John Milton Deane (January 8, 1840 - September 2, 1914), was an American Civil War Medal of Honor recipient and a major in the United States Army.
Biography
Deane was born in Assonet, Massachusetts to John and Lydia (Andros) Deane. He attended local schools in Assonet and Myricks, and later at the Foxboro English and Classical School. After completing his own schooling, Deane served as a schoolteacher in Berkley and Assonet. Deane enlisted in the Assonet Light Infantry in September, 1858.[1]
On November 20, 1866, Deane married Mary Gray Pearce (1846–1923). She was the daughter of Abner Tompkins and Sarah Read (Briggs) Pearce.[1] He was elected a resident member of the Old Colony Historical Society in 1902.[2] In 1896-97, he had erected a home on Water Street in Assonet that is now the Assonet Inn. On September 2, 1914, John Deane died at the age of 74. He is buried in the Assonet Burying Ground.
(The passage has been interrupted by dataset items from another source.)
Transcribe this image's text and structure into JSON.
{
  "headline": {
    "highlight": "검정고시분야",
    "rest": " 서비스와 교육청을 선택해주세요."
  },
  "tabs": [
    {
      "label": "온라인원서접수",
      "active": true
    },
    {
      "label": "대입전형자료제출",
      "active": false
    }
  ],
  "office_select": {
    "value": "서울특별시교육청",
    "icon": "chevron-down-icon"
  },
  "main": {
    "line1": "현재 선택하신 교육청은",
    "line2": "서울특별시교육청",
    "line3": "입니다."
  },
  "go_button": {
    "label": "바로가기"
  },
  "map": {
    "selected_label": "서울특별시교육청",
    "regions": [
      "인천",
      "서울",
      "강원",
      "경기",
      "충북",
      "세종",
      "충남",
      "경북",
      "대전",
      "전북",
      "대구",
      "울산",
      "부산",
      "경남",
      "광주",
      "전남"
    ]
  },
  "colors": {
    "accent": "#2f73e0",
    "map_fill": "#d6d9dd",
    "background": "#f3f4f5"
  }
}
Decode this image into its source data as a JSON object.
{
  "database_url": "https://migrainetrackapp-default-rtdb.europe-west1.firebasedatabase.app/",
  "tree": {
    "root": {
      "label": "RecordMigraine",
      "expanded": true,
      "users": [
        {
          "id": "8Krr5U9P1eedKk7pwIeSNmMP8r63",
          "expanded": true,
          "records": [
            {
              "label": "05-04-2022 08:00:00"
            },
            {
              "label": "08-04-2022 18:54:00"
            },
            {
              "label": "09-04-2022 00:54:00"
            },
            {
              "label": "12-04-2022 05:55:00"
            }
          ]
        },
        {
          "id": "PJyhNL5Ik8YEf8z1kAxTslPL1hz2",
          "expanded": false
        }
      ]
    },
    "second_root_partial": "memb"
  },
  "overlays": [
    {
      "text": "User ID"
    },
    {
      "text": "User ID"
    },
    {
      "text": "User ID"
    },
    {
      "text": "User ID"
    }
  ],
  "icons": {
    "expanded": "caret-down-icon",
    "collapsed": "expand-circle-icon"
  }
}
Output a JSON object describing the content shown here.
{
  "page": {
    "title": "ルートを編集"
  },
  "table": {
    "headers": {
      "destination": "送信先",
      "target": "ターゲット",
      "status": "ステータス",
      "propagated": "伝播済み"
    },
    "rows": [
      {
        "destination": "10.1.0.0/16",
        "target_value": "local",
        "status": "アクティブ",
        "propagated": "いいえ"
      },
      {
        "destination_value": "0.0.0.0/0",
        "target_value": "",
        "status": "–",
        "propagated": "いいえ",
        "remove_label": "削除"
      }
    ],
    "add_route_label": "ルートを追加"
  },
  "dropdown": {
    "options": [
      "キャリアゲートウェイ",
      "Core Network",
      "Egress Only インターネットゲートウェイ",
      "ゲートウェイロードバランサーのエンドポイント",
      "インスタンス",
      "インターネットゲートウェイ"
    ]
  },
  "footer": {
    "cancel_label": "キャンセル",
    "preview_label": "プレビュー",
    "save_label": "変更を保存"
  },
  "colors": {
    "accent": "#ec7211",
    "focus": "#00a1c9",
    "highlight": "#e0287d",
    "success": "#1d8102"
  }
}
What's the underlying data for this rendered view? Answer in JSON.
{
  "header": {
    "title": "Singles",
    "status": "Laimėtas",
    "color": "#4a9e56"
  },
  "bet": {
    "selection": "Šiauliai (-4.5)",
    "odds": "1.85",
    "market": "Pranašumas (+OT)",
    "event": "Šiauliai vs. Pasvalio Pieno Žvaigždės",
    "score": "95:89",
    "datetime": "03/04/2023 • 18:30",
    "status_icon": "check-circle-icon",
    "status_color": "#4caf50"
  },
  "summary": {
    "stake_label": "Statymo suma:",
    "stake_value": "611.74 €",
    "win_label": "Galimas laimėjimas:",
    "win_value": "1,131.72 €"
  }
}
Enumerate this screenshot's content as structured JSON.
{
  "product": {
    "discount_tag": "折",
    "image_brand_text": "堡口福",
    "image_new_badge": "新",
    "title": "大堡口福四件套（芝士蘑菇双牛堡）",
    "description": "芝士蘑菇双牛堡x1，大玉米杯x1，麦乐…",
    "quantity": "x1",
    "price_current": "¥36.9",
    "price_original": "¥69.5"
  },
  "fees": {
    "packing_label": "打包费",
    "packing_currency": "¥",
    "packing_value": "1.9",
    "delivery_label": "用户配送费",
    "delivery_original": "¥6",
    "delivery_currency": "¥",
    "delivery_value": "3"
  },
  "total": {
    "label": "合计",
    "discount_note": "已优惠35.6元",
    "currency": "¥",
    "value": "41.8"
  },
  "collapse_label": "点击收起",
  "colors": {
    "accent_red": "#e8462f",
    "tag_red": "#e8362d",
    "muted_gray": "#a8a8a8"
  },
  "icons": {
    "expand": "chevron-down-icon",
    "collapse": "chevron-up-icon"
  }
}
In 1989, a ceremony was held in the Assonet Burying Ground during which a government marker was placed on Deane's grave. In 2005, Deane's diaries from the period 1861-1865 were published by the Freetown Historical Society as Civil War Diaries of Maj. John M. Deane, Medal of Honor Winner, 1861-1865.
Medal of Honor citation
In a letter dated March 8, 1895, Col. W. F. Ainsworth informed Deane that he had been awarded the Medal of Honor "for most distinguished gallantry in action at Fort Steadman, Virginia, March 25, 1865, in serving with other volunteers, a previously silenced and abandoned gun, mounted en barbette, at Fort Haskell, being exposed to a galling fire from the enemy's sharpshooters."